À distance de cette explication pessimiste pour qui, dans le prolongement de la théorie freudienne, l’altruisme rime avec narcissisme et l’amour se réduit à une régression vers l’océan primordial qui s’ignore, ne peut-on au contraire interpréter ce comportement comme une progression ? En effet, la nature fait entrer le psychisme dans une crise salutaire qui l’ouvre à l’incommensurabilité du « tu » et donc à un don de soi sans condition à l’enfant. Ainsi, le psychiatre et philosophe Benoît Bayle estime que la grossesse peut induire jusqu’à un état psychotique transitoire – la psychose se définit comme dissociation psychique ; or, la mère doit accueillir hors d’elle en son psychisme l’enfant qu’elle a hébergé dans son organisme au-dedans d’elle – ; mais il montre que ce mal est au service d’un bien plus grand : « La grossesse doit aboutir à la création d’un espace de relation entre la femme devenant mère et l’enfant à naître ». Autrement dit, ce remodelage, sous commande hormonale, conduit à un « espace maternel de gestation psychique » (Benoît Bayle, À la poursuite de l’enfant parfait.
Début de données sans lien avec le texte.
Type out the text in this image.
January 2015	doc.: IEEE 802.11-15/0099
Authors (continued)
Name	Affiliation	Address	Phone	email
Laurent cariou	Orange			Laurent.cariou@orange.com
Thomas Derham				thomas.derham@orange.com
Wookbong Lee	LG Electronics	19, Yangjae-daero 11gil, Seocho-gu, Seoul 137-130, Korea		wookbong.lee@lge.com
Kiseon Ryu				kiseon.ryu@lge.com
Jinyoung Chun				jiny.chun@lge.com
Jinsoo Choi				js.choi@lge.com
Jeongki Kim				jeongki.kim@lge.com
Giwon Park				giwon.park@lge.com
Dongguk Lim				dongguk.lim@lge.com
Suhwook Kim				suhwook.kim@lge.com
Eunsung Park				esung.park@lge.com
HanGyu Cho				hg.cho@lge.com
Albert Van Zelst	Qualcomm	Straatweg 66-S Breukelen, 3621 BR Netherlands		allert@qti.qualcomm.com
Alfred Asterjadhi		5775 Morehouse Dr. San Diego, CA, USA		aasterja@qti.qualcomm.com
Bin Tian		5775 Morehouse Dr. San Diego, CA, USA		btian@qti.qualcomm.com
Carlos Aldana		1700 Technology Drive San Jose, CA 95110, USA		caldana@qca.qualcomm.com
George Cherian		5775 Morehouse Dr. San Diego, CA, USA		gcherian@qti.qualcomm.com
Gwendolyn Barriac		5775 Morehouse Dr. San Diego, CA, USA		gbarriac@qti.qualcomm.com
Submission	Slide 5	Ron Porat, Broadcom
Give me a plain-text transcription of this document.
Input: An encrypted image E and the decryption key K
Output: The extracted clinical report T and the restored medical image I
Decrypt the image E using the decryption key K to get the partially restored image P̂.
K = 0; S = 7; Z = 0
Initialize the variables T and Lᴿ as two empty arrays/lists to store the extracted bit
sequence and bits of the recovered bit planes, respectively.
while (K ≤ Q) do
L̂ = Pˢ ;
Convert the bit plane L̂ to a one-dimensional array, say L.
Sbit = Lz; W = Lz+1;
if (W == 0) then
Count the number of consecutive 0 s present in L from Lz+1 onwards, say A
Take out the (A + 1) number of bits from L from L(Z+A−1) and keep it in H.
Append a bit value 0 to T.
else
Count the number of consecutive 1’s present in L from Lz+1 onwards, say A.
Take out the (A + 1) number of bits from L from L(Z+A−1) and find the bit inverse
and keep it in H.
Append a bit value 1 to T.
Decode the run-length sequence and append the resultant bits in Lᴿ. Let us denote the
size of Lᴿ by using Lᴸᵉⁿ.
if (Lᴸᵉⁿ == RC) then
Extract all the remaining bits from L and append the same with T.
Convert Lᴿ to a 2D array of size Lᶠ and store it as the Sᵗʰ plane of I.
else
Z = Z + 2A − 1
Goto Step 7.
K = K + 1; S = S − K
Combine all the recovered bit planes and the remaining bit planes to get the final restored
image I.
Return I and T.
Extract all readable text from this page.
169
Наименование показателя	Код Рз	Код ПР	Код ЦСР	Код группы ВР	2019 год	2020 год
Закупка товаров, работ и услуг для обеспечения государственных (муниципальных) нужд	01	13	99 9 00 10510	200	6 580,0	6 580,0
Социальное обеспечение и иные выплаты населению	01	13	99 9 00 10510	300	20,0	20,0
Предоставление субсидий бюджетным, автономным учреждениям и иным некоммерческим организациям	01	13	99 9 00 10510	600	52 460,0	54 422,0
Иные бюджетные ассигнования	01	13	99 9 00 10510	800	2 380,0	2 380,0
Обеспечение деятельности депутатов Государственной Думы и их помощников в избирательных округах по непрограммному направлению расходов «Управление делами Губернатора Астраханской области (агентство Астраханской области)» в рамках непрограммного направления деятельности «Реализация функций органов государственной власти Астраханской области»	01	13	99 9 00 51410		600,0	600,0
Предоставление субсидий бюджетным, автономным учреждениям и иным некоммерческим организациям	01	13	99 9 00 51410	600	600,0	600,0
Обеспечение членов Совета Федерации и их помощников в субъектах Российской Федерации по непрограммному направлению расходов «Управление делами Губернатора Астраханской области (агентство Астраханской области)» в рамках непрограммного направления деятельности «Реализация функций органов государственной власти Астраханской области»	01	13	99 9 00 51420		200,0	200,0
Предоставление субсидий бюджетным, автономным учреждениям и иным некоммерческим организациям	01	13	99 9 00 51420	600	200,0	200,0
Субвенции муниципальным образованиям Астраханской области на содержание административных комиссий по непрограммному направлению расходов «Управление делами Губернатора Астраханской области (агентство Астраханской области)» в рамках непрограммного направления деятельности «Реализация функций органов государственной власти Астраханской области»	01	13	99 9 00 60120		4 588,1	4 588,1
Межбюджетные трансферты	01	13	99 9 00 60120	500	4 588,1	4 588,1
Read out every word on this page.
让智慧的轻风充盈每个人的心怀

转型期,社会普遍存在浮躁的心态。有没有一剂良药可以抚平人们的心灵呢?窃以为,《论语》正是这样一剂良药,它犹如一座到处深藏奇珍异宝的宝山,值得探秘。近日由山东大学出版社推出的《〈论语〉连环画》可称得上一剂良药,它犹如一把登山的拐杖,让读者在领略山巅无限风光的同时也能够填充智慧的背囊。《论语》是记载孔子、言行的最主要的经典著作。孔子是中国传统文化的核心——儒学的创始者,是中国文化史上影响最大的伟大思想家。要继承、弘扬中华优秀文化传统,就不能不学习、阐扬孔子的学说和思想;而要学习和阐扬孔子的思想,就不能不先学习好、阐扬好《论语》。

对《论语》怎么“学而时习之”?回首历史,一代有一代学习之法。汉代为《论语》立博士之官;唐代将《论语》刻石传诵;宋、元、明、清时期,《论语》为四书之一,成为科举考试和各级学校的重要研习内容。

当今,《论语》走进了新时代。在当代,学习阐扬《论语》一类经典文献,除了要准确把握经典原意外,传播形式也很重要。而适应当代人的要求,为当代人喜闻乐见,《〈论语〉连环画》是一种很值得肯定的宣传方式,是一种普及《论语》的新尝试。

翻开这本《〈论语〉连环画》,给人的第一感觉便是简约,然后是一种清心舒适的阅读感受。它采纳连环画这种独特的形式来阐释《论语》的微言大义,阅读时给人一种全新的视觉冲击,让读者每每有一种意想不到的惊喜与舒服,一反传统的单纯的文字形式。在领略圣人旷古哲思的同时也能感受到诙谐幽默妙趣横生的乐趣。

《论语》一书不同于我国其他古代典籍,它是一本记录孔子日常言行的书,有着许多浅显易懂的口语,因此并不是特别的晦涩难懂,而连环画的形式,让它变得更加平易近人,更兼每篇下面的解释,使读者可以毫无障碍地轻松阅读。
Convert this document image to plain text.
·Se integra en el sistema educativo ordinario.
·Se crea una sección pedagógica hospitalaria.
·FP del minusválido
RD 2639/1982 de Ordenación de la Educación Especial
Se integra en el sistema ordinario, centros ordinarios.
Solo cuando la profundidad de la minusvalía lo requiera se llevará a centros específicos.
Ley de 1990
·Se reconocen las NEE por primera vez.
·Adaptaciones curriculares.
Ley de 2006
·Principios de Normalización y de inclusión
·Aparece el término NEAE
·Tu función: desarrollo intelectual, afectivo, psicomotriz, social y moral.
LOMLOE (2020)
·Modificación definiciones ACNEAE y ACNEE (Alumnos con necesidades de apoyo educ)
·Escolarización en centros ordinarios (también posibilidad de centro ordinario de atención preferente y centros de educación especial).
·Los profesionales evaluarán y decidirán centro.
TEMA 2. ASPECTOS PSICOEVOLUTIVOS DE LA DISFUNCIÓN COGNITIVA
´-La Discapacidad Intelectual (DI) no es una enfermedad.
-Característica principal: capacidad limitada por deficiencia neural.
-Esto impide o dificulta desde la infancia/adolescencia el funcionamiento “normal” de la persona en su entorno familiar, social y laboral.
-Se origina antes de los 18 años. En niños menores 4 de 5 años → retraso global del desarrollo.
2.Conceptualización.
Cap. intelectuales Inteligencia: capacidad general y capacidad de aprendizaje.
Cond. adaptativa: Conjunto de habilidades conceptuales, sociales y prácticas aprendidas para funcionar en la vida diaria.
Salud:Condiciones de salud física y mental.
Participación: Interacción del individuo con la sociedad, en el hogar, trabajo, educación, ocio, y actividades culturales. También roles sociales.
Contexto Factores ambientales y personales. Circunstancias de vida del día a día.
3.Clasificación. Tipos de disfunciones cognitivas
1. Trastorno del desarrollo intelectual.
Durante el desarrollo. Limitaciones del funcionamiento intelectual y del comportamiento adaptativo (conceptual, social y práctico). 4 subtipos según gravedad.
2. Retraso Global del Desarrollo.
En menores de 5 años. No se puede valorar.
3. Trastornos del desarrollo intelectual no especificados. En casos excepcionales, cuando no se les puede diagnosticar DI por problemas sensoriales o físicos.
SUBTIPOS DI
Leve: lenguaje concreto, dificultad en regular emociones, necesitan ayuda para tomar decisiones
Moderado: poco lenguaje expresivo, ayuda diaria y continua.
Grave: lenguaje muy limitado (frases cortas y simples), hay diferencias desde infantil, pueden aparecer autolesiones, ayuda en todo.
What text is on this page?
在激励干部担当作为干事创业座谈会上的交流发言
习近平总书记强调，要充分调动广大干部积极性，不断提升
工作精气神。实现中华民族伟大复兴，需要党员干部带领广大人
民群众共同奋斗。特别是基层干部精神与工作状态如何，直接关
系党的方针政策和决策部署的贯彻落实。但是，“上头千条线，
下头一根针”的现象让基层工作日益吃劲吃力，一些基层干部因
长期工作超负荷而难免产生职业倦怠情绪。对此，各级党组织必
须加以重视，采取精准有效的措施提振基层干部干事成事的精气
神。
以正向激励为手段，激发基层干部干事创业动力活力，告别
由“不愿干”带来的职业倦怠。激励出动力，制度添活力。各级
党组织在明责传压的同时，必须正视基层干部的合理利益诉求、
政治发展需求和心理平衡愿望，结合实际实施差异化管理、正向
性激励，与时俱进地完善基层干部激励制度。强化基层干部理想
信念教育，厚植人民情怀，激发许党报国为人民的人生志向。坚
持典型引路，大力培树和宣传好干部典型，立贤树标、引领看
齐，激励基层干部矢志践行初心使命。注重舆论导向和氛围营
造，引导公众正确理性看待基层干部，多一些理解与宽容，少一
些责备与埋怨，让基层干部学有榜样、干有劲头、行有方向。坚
L’avenir de la procréation humaine, Paris, Robert Laffont, 2009, p. 222 et 205. Les références ci-dessus sont empruntées au chap. 8 : « Psychologie et grossesse », surtout p. 211-225). Cette explication optimiste et continuiste déchiffre positivement l’amour comme processus d’ouverture intérieur d’un espace en vue d’accueillir l’autre et voit dans la nature (la physiologie), non pas ce qui s’oppose à la culture (la liberté), mais ce qui l’ébauche et la prépare.